Annan presents Greek Cypriot, Turkish Cypriot leaders plan to settle Cyprus question

Annan presents Greek Cypriot, Turkish Cypriot leaders plan to settle Cyprus question

Annan speaking to the press
United Nations Secretary-General Kofi Annan today gave to the Greek Cypriot leader, Glafcos Clerides, and the Turkish Cypriot leader, Rauf Denktash, a document providing a "basis for agreement" on a comprehensive settlement of the Cyprus problem.

"I think the parties know what I have put before them and they are going to study it," the Secretary-General told reporters after briefing the Security Council behind closed doors this afternoon. He added that he had asked the two sides to give their reactions to the text by 18 November.

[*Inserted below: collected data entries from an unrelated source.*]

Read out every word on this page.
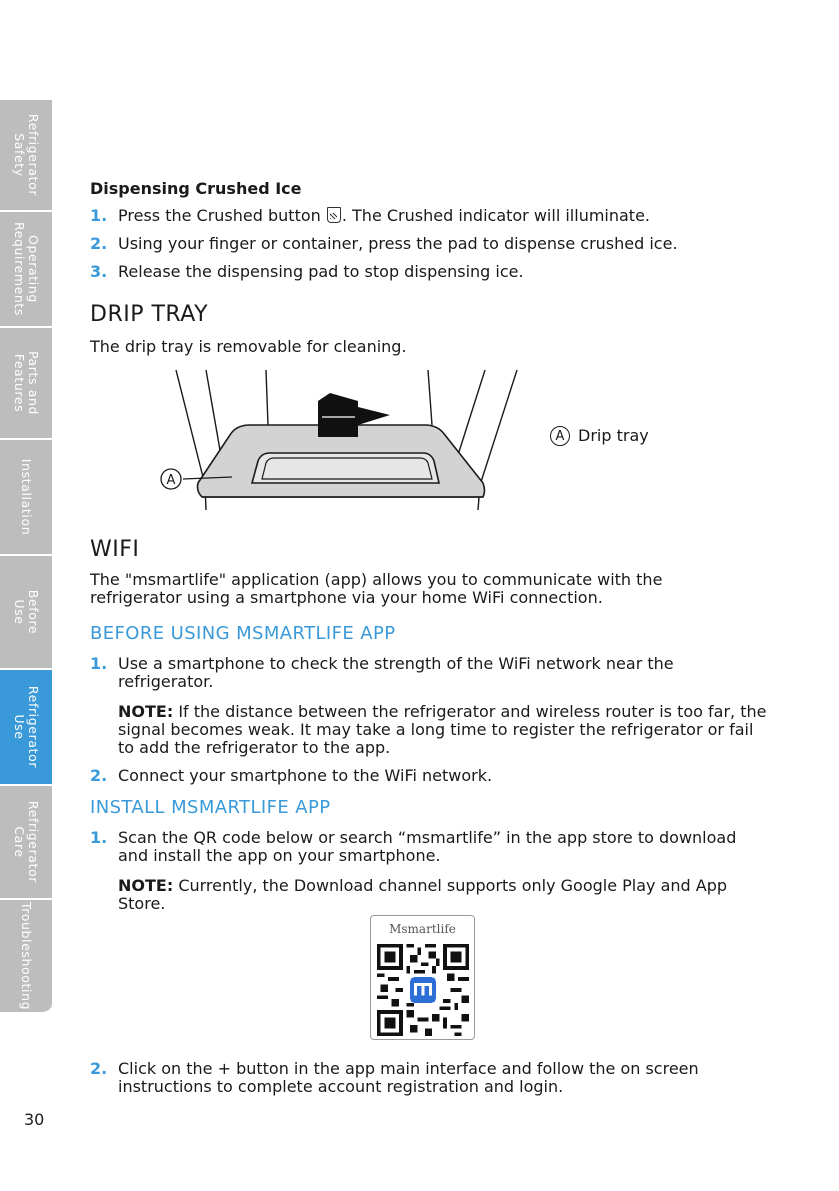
Refrigerator
Safety
Operating
Requirements
Parts and
Features
Installation
Before
Use
Refrigerator
Use
Refrigerator
Care
Troubleshooting
Dispensing Crushed Ice
1. Press the Crushed button . The Crushed indicator will illuminate.
2. Using your finger or container, press the pad to dispense crushed ice.
3. Release the dispensing pad to stop dispensing ice.
DRIP TRAY
The drip tray is removable for cleaning.
WIFI
The "msmartlife" application (app) allows you to communicate with the refrigerator using a smartphone via your home WiFi connection.
BEFORE USING MSMARTLIFE APP
1. Use a smartphone to check the strength of the WiFi network near the refrigerator.
NOTE: If the distance between the refrigerator and wireless router is too far, the signal becomes weak. It may take a long time to register the refrigerator or fail to add the refrigerator to the app.
2. Connect your smartphone to the WiFi network.
INSTALL MSMARTLIFE APP
1. Scan the QR code below or search “msmartlife” in the app store to download and install the app on your smartphone.
NOTE: Currently, the Download channel supports only Google Play and App Store.
2. Click on the + button in the app main interface and follow the on screen instructions to complete account registration and login.
A
A Drip tray
Msmartlife
30
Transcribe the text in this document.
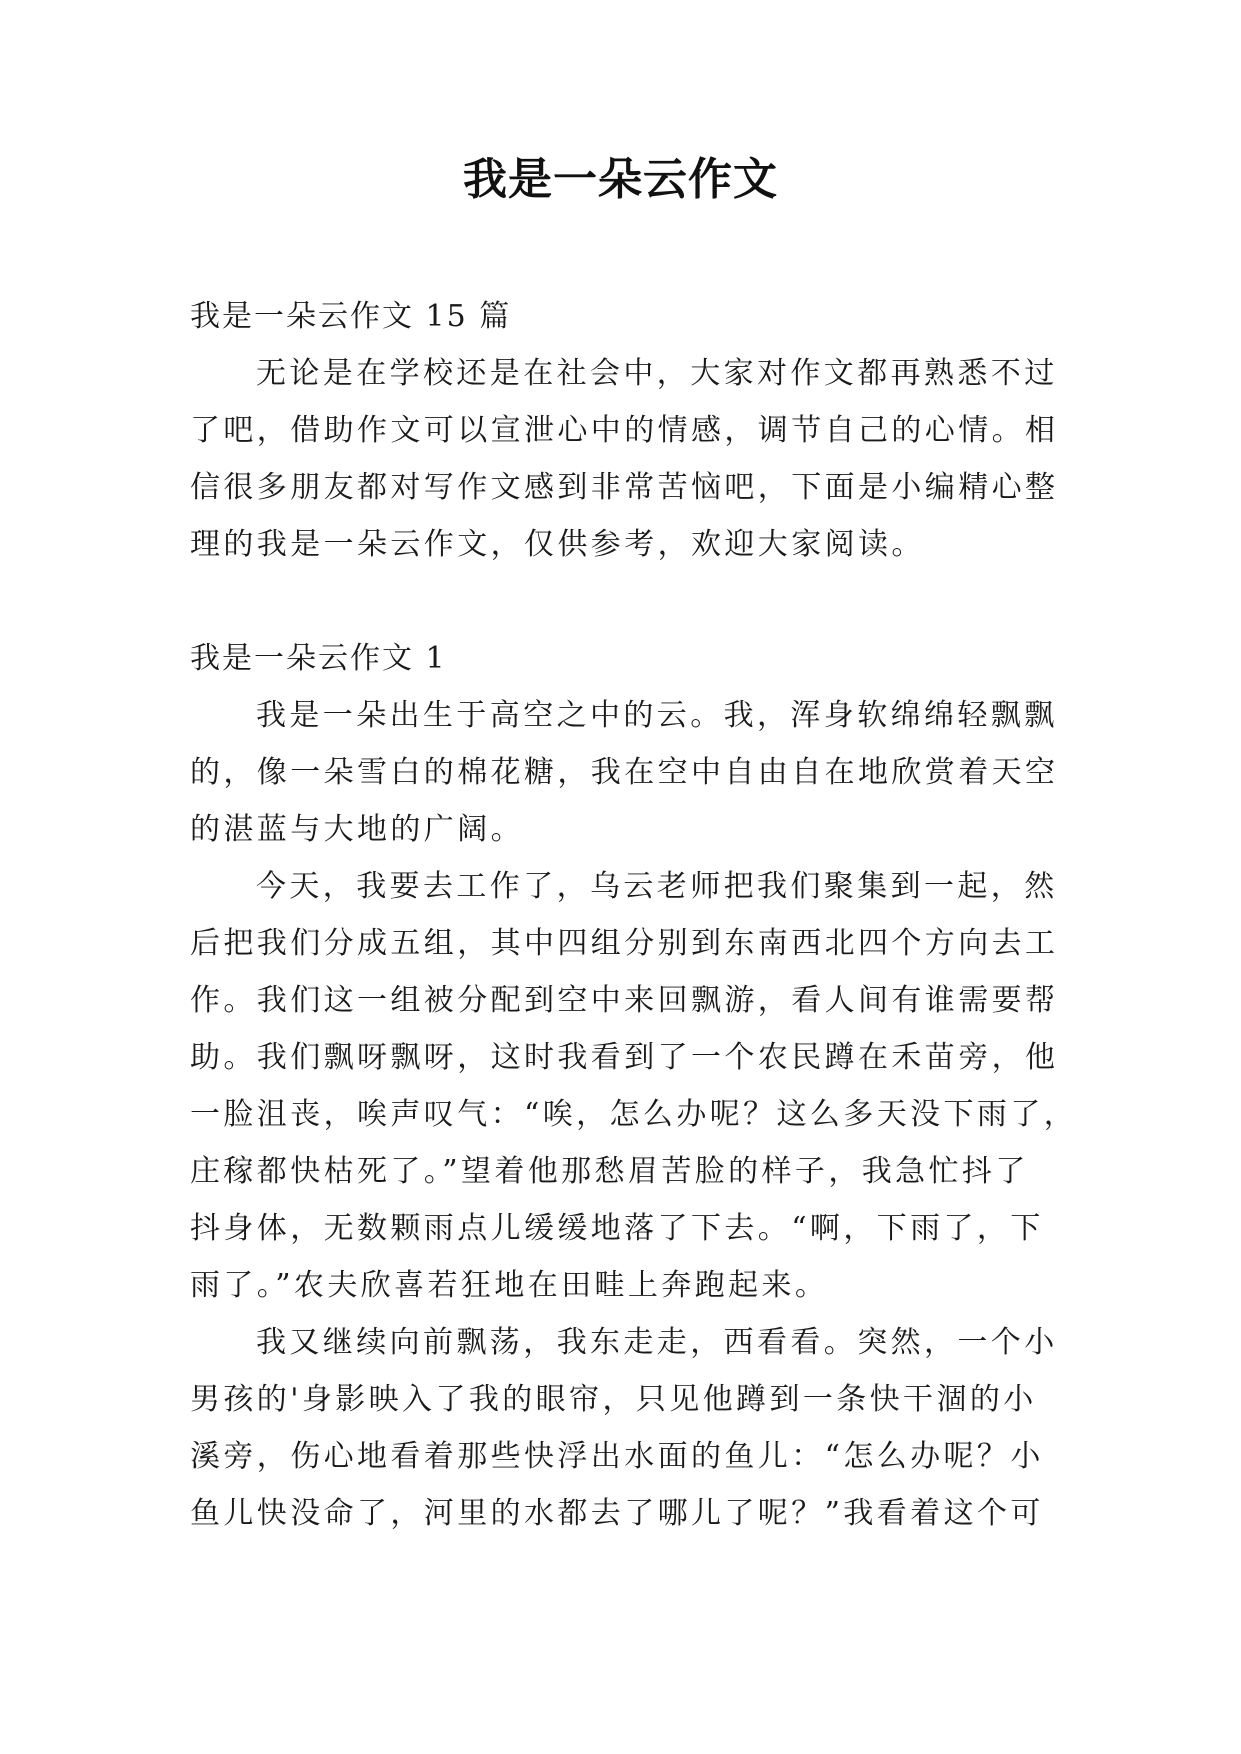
我是一朵云作文
我是一朵云作文 15 篇
无论是在学校还是在社会中，大家对作文都再熟悉不过
了吧，借助作文可以宣泄心中的情感，调节自己的心情。相
信很多朋友都对写作文感到非常苦恼吧，下面是小编精心整
理的我是一朵云作文，仅供参考，欢迎大家阅读。
我是一朵云作文 1
我是一朵出生于高空之中的云。我，浑身软绵绵轻飘飘
的，像一朵雪白的棉花糖，我在空中自由自在地欣赏着天空
的湛蓝与大地的广阔。
今天，我要去工作了，乌云老师把我们聚集到一起，然
后把我们分成五组，其中四组分别到东南西北四个方向去工
作。我们这一组被分配到空中来回飘游，看人间有谁需要帮
助。我们飘呀飘呀，这时我看到了一个农民蹲在禾苗旁，他
一脸沮丧，唉声叹气：“唉，怎么办呢？这么多天没下雨了，
庄稼都快枯死了。”望着他那愁眉苦脸的样子，我急忙抖了
抖身体，无数颗雨点儿缓缓地落了下去。“啊，下雨了，下
雨了。”农夫欣喜若狂地在田畦上奔跑起来。
我又继续向前飘荡，我东走走，西看看。突然，一个小
男孩的'身影映入了我的眼帘，只见他蹲到一条快干涸的小
溪旁，伤心地看着那些快浮出水面的鱼儿：“怎么办呢？小
鱼儿快没命了，河里的水都去了哪儿了呢？”我看着这个可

"We've had to look at many issues and many different possible options and I believe I've put before them what I consider a sound and optimal proposal," said Mr. Annan, who did not rule out the need for future meetings with the parties. "I know it's going be a tough decision for them. It's going to require courage, wisdom and vision, and I'm confident they are capable of it."

The Secretary-General said in a response to a question that his role "is that of a helper, expediter" to get the two side to come to a comprehensive agreement. "I think they realize we have a limited opportunity as we move forward, that there is a unique time in the possibility of getting a united Cyprus into the European Union," he said.

Reacting to the Secretary-General's announcement, the Council President for the month of November, Ambassador Zhang Yishan of China, said in a press statement that the 15-member body welcomed Mr. Annan's "decision [to propose the text] and reaffirmed their full support for the continuation of the Secretary-General's mission of good offices."

Copies of the document have also been given to Greece, Turkey and the United Kingdom in their capacity as guarantor powers under the 1960 Treaty of Guarantee. A spokesman for the Secretary-General noted that Mr. Annan has asked the two Cypriot leaders not to take a formal public position on what he has submitted to them but instead to take some time to consider them. "[He] hopes that they will exercise the necessary discretion in this regard," the spokesman said.